Les précurseurs français de Vauban

    Portrait de Jean Errad. Musée Barrois, Bar-le-Duc. Photographie Caroline Léna Becker, pendant l'exposition "Une idée, mille machines" du musée de l'histoire du fer.Portrait d'Antoine De Ville.Portrait de François Blaise Conte de Pagan daté de 1665.
  • Jean Errard, dit Errard-de-Bar-le-Duc (1554-1610). Auteur du premier traité français consacré à la fortification bastionnée, la Fortification réduicte en art et démontrée, publié en 1600, avec une subvention royale. Cet ouvrage fixe les règles de la fortification bastionnée. Cet ingénieur ordinaire du roi travaille aux fortifications du Nord. Jean Errard de Bar-le-Duc modifie celles de Doullens, Montreuil, Sedan et construit les citadelles d’Amiens et de Verdun. Errard est surtout connu pour son œuvre de théoricien : faire défendre la place par l’infanterie et ménager l’artillerie dont les tirs sont encore peu efficaces de face. Le principal inconvénient de son système défensif est d’avoir des bastions dont le plan à angles trop aigus ne présente pas toutes les garanties de sécurité pour les assiégés. En revanche, les bastions sont très développés, ils sont dimensionnés pour abriter deux cents fantassins tirant depuis les faces des bastions, larges d’environ 70 mètres, tandis que l’artillerie se concentre sur les flancs, larges d’environ 30 mètres, pour couvrir les fossés. Les bastions à oreillons permettent de déplacer plus facilement les pièces d’artillerie au grès des besoins et de les abriter. De plus, ils sont suffisamment éloignés les uns des autres pour la ligne de défense qui est calculée en fonction de la portée moyenne de l’arquebuse (environ 120 mètres) ; le front, c’est-à-dire la distance moyenne entre les saillants de deux bastions, ne pourra dépasser 240 mètres. Les bastions sont, comme les courtines, relativement élevés (20 mètres) et donc difficiles à escalader. Des chemins couverts assurent la défense des glacis ; des demi-lunes doivent protéger les portes percées dans les courtines. Ces principes vont être perfectionnés par les ingénieurs hollandais et par Jean Sarrazin qui fortifie le château de Saint-Amand-Montrond (Cher) pour les princes de Condé, en y faisant réaliser un triple réseau de fortifications bastionnées.
Défense d'une ville

« La défense d’une ville », planche extraite du traité de Jean Errard.
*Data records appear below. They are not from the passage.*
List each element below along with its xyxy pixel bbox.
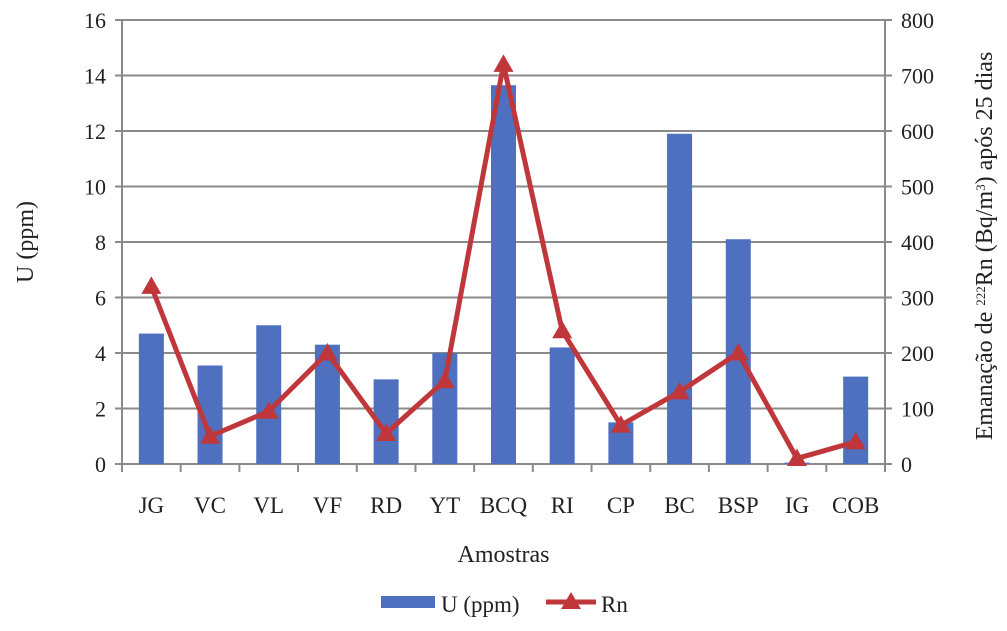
x-tick-label: COB xyxy=(832,493,879,518)
rn-marker xyxy=(845,431,866,450)
x-tick-label: RD xyxy=(370,493,402,518)
y-tick-label: 6 xyxy=(95,286,106,311)
y-tick-label: 12 xyxy=(84,119,106,144)
legend-swatch-marker xyxy=(561,592,581,609)
x-tick-label: BCQ xyxy=(480,493,528,518)
y-tick-label: 16 xyxy=(84,8,106,33)
y-tick-label: 2 xyxy=(95,397,106,422)
y-tick-label: 10 xyxy=(84,175,106,200)
x-tick-label: BSP xyxy=(718,493,759,518)
x-tick-label: IG xyxy=(785,493,809,518)
rn-marker xyxy=(200,426,221,444)
y2-tick-label: 400 xyxy=(901,230,934,255)
rn-marker xyxy=(258,401,279,419)
x-tick-label: VF xyxy=(313,493,342,518)
rn-marker xyxy=(141,276,162,294)
rn-marker xyxy=(376,423,397,441)
bar xyxy=(491,85,516,465)
y2-tick-label: 800 xyxy=(901,8,934,33)
y-tick-label: 8 xyxy=(95,230,106,255)
bar xyxy=(138,333,164,464)
x-tick-label: CP xyxy=(607,493,635,518)
rn-marker xyxy=(493,54,514,72)
rn-marker xyxy=(669,381,690,400)
y2-axis-title: Emanação de 222Rn (Bq/m3) após 25 dias xyxy=(972,52,998,441)
bar xyxy=(667,133,693,464)
x-tick-label: BC xyxy=(664,493,695,518)
y2-tick-label: 600 xyxy=(901,119,934,144)
y-axis-title: U (ppm) xyxy=(13,201,39,283)
y-tick-label: 14 xyxy=(84,64,106,89)
rn-marker xyxy=(434,370,455,389)
rn-marker xyxy=(786,448,807,466)
rn-marker xyxy=(552,320,573,339)
x-tick-label: RI xyxy=(551,493,574,518)
y2-tick-label: 0 xyxy=(901,452,912,477)
legend-swatch-bars xyxy=(381,596,435,608)
y-tick-label: 4 xyxy=(95,341,106,366)
rn-marker xyxy=(610,415,631,433)
bar xyxy=(256,325,282,464)
legend-label-line: Rn xyxy=(601,592,628,617)
y2-tick-label: 100 xyxy=(901,397,934,422)
bar xyxy=(549,347,575,464)
x-tick-label: VL xyxy=(253,493,284,518)
y2-tick-label: 500 xyxy=(901,175,934,200)
y2-tick-label: 700 xyxy=(901,64,934,89)
x-tick-label: VC xyxy=(194,493,226,518)
y2-tick-label: 300 xyxy=(901,286,934,311)
x-axis-title: Amostras xyxy=(458,542,550,568)
y2-tick-label: 200 xyxy=(901,341,934,366)
bar xyxy=(843,376,869,464)
legend-label-bars: U (ppm) xyxy=(441,592,520,617)
rn-marker xyxy=(317,343,338,361)
x-tick-label: YT xyxy=(429,493,460,518)
rn-marker xyxy=(728,343,749,361)
y-tick-label: 0 xyxy=(95,452,106,477)
x-tick-label: JG xyxy=(139,493,165,518)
Le bastion à oreillons selon Jean Errard. Planche extraite de son traité.

Plan du château de Montrond avec ses trois fronts bastionnés vers 1650.

  • Antoine De Ville (1596-1657) est un ingénieur militaire français. Il renforçe plusieurs places françaises, dont Montreuil (Pas-de-Calais) et défend les places fortes de Picardie contre les Espagnols. Il participe au siège de Corbie (Somme) en 1636 et à la reprise de la ville par les Français. La République de Venise lui demande de fortifier Pula, un port d’Istrie (actuellement en Croatie). Il écrit Les Fortifications en 1628, qui influence Vauban, et un autre ouvrage sur les gouverneurs de place en 1639. On lui attribue en outre une grande part dans la construction de la machine de Marly. Correspondant de Galilée à la fin des années 1630, il laisse plusieurs ouvrages estimés, entre autres, l’exposé d’un système de fortification (1672, avec 63 planches).

« Le bastion du chevalier de Ville », planche extraite de son livre Fortification.

« Les demi-lunes du chevalier de Ville », planche extraite de son livre Fortification.

Modèle d’un front fortifié du système De Ville (1628). Cette maquette fait partie des collections des maquettes du Musée des plans-reliefs. Construite en 1832 à l’échelle 1/200 (240 centimètres sur 140 centimètres). © musée des Plans-reliefs – Bruno Arrigoni.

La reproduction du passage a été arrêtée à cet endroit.